Eigentlich untersuchten die Forscher ein mögliches Medikament gegen Depressionen, das über die nun bestimmten Rezeptoren wirkt. Zur Überraschung der Wissenschaftler stellte sich heraus, dass Mäuse weniger frassen, wenn sie diese experimentelle Substanz bekamen - und dass ein Zusammenhang zum Nikotin besteht.

Gemäss dem Fachartikel, der im Wissenschaftsmagazin «Science» publiziert wurde, haben Raucher einen niedrigeren Body-Mass-Index als Nichtraucher. Sie nehmen zu, wenn sie mit dem Rauchen aufhören. Neben den beschriebenen Effekten an den Nervenzellen zählen auch Auswirkungen von Nikotin auf den Energiestoffwechsel des Menschen zu den Ursachen der Gewichtsveränderung.
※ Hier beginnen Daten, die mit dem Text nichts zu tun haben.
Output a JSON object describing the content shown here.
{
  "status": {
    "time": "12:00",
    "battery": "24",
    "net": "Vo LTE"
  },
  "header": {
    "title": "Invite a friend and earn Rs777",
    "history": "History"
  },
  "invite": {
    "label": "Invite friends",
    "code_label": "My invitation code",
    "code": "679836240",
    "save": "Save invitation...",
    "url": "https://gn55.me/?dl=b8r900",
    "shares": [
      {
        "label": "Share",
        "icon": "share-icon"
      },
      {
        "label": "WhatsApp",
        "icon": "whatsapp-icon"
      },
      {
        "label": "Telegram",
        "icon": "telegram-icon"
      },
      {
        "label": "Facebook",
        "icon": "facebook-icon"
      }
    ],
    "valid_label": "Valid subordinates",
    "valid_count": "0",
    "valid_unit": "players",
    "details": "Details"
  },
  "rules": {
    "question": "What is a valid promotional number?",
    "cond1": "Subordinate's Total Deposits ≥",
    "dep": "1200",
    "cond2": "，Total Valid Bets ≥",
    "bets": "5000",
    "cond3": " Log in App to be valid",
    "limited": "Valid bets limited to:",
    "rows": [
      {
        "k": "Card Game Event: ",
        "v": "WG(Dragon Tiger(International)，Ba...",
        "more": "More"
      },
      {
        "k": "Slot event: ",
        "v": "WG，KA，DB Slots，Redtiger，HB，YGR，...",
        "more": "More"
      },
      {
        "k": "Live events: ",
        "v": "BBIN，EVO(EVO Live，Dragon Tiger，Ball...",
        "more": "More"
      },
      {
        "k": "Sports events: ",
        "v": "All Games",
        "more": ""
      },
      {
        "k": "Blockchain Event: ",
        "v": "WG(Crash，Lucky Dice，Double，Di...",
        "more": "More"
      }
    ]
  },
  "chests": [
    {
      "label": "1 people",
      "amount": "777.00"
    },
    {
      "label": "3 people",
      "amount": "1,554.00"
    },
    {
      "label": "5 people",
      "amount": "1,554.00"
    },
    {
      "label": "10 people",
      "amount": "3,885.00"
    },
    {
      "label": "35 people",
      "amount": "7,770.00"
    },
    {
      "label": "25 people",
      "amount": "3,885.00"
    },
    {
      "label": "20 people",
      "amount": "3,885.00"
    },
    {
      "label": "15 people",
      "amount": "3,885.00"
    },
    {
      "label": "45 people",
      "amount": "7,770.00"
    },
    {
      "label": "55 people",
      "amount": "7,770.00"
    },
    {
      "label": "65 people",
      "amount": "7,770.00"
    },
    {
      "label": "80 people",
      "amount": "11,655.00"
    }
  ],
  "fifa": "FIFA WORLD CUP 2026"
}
«Viele Menschen sagen, dass sie nicht aufhören zu rauchen, weil sie dann an Gewicht zunehmen würden», sagte Picciotto. «Letztlich wollen wir Menschen dabei helfen, ihr Gewicht zu halten, wenn sie die Angewohnheit aufgeben, und vielleicht auch Nichtrauchern helfen, die mit Übergewicht zu kämpfen haben.»